At a meeting of the CEO Institute in Sydney this week, Gavrilos (pictured, left, with Institute chairman Ewoud Kulk) told delegates that the traditional arrangement of manufacturing industries is rapidly changing as the pressures of globalisation, a higher-value Australian dollar, and technology advances such as RFID and e-business, placed greater burdens on companies to increase efficiencies and reduce manufacturing costs.
This in turn will lead to consolidation of many companies to find those efficiencies, thinning out the ranks of medium-size companies in the process. Printing is feeling that impact as much as any other manufacturing industry, he declared.

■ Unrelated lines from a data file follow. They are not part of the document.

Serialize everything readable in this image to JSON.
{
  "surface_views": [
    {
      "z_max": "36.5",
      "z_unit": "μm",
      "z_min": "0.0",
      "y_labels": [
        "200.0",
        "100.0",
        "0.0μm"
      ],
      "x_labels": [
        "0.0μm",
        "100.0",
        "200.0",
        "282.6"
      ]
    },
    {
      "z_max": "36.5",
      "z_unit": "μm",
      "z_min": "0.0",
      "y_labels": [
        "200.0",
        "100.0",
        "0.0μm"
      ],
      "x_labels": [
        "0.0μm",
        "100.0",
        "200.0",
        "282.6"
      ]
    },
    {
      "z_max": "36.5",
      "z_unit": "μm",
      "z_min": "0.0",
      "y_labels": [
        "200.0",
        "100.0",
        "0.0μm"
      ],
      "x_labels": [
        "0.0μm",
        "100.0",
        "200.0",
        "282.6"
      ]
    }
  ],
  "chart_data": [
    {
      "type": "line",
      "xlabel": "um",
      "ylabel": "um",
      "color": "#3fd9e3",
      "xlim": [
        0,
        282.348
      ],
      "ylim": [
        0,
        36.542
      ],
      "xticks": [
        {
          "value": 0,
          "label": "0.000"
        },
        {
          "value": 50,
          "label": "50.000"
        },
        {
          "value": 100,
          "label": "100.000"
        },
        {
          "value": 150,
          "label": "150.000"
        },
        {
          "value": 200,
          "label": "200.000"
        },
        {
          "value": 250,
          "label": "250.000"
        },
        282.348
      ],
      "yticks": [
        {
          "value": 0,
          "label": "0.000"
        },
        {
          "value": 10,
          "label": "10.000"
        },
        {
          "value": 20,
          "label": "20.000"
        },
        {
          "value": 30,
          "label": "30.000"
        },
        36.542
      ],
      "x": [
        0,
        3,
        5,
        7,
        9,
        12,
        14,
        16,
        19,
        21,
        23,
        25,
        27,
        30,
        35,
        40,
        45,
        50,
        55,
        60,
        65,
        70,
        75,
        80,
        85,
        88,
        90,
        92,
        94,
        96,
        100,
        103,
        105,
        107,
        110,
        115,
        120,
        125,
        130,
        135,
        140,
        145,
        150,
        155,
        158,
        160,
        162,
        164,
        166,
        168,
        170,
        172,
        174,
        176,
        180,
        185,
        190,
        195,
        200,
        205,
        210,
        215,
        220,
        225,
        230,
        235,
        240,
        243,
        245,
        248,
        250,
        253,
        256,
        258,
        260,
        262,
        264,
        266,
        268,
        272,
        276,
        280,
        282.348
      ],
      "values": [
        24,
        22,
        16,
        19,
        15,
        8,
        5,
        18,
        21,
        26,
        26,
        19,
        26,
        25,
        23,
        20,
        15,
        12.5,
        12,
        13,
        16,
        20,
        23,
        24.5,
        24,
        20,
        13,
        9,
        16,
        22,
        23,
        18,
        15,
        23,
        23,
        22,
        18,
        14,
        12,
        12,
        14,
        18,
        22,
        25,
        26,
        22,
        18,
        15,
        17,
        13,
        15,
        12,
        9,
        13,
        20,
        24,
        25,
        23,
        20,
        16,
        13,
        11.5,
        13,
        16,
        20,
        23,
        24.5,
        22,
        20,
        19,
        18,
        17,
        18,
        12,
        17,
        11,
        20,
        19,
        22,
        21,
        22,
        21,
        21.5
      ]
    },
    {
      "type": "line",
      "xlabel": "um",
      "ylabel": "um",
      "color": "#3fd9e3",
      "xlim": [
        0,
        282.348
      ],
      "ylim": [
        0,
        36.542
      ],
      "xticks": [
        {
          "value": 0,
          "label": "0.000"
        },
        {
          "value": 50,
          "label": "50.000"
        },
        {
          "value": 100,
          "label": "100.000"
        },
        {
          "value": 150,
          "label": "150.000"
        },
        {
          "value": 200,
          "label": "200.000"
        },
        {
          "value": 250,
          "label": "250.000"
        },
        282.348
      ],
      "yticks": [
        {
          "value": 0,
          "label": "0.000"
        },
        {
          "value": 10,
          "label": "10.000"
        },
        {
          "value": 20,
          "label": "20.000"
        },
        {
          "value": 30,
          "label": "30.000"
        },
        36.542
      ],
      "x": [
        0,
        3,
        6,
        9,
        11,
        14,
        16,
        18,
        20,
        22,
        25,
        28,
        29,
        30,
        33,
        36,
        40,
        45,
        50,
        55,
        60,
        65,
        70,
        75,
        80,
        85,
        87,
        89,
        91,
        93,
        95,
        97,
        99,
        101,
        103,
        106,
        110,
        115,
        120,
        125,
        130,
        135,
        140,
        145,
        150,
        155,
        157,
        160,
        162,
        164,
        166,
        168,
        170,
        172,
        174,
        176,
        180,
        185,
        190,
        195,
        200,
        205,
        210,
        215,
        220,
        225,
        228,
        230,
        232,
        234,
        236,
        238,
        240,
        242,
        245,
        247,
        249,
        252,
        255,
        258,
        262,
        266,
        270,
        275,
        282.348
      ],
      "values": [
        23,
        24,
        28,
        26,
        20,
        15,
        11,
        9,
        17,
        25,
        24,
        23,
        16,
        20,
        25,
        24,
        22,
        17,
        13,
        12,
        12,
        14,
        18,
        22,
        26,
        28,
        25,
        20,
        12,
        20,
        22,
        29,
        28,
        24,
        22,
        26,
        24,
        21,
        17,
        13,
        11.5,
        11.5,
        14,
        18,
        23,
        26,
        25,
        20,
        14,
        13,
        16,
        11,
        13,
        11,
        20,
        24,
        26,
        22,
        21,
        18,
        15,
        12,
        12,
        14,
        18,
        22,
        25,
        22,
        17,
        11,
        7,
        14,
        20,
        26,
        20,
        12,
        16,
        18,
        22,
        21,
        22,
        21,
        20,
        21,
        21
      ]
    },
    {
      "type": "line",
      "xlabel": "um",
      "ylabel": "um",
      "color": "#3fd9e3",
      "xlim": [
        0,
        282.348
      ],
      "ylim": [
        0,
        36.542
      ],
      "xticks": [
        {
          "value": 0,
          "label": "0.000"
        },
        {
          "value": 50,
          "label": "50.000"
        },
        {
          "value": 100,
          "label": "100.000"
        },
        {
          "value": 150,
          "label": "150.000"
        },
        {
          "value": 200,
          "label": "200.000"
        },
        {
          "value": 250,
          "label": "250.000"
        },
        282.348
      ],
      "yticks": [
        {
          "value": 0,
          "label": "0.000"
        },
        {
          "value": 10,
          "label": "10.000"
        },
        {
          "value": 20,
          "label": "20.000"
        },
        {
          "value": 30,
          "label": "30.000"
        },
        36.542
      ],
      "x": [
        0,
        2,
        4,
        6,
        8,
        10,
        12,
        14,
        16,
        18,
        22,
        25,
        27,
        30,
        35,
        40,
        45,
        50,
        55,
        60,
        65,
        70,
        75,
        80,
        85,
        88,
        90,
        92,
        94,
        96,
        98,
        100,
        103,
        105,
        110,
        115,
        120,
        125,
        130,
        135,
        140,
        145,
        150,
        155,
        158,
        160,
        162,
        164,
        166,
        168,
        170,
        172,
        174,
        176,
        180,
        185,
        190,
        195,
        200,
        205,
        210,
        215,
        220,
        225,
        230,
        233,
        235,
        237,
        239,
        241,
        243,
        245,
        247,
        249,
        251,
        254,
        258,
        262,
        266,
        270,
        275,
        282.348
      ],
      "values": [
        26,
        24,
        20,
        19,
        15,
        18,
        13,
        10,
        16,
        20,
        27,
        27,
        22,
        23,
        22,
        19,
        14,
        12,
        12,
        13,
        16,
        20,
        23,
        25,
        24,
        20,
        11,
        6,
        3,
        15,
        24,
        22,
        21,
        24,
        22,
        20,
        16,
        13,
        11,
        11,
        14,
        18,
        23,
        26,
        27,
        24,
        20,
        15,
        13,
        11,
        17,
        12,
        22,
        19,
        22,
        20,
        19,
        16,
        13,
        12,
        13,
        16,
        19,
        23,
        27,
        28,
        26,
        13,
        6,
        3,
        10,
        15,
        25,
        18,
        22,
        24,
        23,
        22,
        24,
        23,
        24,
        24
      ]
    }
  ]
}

Gavrilos offered several suggestions on how companies can minimise the impact of increased competition, especially from cheap overseas markets with the importation of “complete” products which require no packaging or printing. These included growing the size of the local market through innovation, rationalising the company’s business plan, ruthless cash management and a greater focus on execution of the company’s business strategy for the future.
Education of staff and middle management, along with better leveraging of technology, would also contribute to higher productivity and efficiencies and ongoing manufacturing success, he said.
“Don’t reduce head count, rearrange the work,” he told delegates. “Above all, work on what’s important, not on what’s urgent.”
The CEO Institute is a network of Australasian business leaders who meet on a regular basis to discuss and develop leadership skills and expertise, and to promote strategic thinking in the manufacturing sector.